規則至上思維,就是以既定的法律規則為依據,運用法律規則中的法律術語進行觀察、思考和判斷。
比如,某派出所接到電話舉報,稱其轄區內一居民正在家里播放黃色錄像,遂派4名民警未帶任何文書在該居民房屋外通過門窗向內窺視,之后又強行進入居民家中搜查。
此時,一個有法治思維的民警就應該考慮:我已經具備為此事出警的法律依據了嗎?事實上,與此事有關的法律規定簡單而又明晰。
相關法律只規定不得“組織播放淫穢音像”,而沒有規定不得在家里播放淫穢音像。
因此,民警不能以此為由搜查該公民住宅,更不能因此懲罰觀看淫穢音像的公民。
從法律人的專業角度來講,規則至上思維就是在嚴謹的概念、嚴格的邏輯、嚴密的方法之下,形成概念主義或注釋主義的思維和方法。
當然,規則與規則之間是有效力高低或優先秩序的。
比如,當法律與憲法相矛盾時,以憲法為準;當行政法規與法律相沖突時,以法律為準。
當同等級別的老法規則與新法規則相沖突時,應當堅持“后法優于前法”原則。
當同一效力級別的特別法規則與一般法規則相沖突時,堅持“特別法優于一般法”的原則。
所謂“法無明文不為罪”,其實就是指一切被定為犯罪的行為必須是刑法明文規定的,法律上無明文規定的行為不得類推為犯罪。
當遇到復雜案件而法律不明確甚至出現漏洞時,除刑事案件外,均需要對法律規則進行解釋,借助一套法律方法來對付這種規則大前提下的缺陷。

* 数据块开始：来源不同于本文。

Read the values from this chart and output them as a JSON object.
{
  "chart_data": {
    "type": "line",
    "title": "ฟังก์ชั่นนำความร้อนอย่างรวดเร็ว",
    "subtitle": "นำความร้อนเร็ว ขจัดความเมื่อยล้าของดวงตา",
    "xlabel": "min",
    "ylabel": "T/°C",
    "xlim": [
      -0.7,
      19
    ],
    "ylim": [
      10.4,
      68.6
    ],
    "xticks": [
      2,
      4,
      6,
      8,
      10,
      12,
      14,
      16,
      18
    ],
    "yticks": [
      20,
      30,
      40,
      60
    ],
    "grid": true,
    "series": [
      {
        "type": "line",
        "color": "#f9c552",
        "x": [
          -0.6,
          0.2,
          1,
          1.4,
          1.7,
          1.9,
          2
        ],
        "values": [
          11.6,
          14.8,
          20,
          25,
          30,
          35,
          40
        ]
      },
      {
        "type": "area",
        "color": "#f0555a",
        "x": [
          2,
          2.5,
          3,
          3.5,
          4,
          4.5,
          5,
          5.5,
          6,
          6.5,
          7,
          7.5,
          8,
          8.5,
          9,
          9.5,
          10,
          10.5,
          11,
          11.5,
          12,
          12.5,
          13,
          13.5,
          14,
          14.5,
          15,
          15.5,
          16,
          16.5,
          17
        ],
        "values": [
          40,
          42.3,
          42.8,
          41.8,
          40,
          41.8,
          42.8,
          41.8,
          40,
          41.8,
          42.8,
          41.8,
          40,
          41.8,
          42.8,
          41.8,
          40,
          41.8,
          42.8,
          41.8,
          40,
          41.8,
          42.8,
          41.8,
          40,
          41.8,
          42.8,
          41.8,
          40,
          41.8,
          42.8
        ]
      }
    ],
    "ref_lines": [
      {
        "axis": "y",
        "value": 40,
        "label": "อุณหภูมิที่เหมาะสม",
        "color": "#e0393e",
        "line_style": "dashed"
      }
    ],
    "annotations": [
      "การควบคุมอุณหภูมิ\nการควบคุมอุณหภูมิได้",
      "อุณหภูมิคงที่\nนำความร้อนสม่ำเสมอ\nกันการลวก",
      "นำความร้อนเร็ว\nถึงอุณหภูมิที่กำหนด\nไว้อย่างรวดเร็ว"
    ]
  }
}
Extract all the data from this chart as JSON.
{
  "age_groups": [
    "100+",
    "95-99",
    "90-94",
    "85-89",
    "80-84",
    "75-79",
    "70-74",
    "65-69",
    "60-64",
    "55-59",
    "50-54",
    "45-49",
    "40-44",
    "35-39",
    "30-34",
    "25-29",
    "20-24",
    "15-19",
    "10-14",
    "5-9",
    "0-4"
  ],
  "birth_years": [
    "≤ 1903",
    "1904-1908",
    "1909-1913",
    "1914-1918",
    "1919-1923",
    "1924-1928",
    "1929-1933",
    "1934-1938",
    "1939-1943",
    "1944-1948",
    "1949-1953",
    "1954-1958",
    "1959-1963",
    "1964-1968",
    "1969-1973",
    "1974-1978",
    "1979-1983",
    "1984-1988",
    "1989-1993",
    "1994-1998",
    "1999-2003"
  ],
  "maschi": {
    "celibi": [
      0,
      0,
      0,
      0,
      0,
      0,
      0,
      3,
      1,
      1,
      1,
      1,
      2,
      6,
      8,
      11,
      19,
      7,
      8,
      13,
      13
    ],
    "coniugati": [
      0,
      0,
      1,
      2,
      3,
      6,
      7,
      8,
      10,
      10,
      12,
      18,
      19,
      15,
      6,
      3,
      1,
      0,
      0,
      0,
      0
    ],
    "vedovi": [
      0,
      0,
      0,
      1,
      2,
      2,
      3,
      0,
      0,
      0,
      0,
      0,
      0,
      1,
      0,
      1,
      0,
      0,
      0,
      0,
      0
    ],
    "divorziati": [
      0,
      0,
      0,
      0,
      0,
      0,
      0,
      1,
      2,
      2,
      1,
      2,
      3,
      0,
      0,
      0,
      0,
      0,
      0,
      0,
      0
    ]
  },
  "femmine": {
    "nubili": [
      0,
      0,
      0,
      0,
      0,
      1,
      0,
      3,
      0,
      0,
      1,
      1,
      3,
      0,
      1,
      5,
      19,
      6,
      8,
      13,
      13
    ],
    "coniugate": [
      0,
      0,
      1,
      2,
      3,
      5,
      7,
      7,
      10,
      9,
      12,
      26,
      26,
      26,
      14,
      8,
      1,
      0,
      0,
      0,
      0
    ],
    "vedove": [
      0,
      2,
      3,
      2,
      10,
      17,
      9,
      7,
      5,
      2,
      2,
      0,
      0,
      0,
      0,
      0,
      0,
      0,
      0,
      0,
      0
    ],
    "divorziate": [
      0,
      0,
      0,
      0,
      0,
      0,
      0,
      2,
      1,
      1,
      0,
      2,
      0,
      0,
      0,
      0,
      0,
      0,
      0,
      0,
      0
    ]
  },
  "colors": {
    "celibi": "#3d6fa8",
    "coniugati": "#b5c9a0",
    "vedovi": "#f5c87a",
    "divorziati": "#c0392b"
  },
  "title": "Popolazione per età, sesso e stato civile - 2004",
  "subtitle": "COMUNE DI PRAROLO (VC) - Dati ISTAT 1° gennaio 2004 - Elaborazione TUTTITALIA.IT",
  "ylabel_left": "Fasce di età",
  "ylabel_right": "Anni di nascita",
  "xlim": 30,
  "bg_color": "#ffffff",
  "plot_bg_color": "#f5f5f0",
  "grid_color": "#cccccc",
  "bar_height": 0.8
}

這套法律方法通常是為法官、檢察官和律師所熟練掌握的。
如果黨政領導干部不了解這套法律方法,可以借助于法律顧問。
隨著法治的深化,這類問題日益凸顯,所以此次四中全會提出“積極推行政府法律顧問制度”。
在法治的要求下,任何人都要守法,黨委和政府也要守法,并且必須帶頭守法。
比如,前述案例中的這四個民警不能認為:既然自己是執法者就有理由來治安,就可以無視民權而強行進入民宅。
公權力主體應當對法律懷有敬畏之心,這才是法治思維。
改革30多年來的事實告訴我們,法律規則難免與改革時勢不一致,甚至束縛改革。
但是,當前的法治形勢與過去數十年已有所不同。
在法律體系已基本建立的今天,如果我們仍像過去那樣認為“改革可以沖破法律禁區”,就不合時宜了,也是對法治的破壞。
所以,四中全會還提出,要“做到重大改革于法有據”。
當法律規則發生錯誤或者滯后的問題時,我們可以、也必須通過法治的方式來解決,通過及時的立、改、廢、釋,通過程序來解決。
權利本位思維
任何案件到法官律師手里,都必須首先考慮權利及其根據。
黨政官員在處理涉及公民或法人利益的事務時,也要從他們的權利角度考慮。
因為,公民權利是權力的邊界。
比如,前述派出所民警查處黃色錄像,窺視和強行搜查民宅。
面對類似事件,從法治思維的要求來講,執法者應當多考慮一個問題:公民有沒有在家做某事的權利或自由?或者至少要考慮,民警強行進入公民家中搜查某物品,是否會牽涉或影響到公民的某種權利?如果有法治思維,就會比較謹慎地處置類似的事件,也就會用法治方式來管理社會。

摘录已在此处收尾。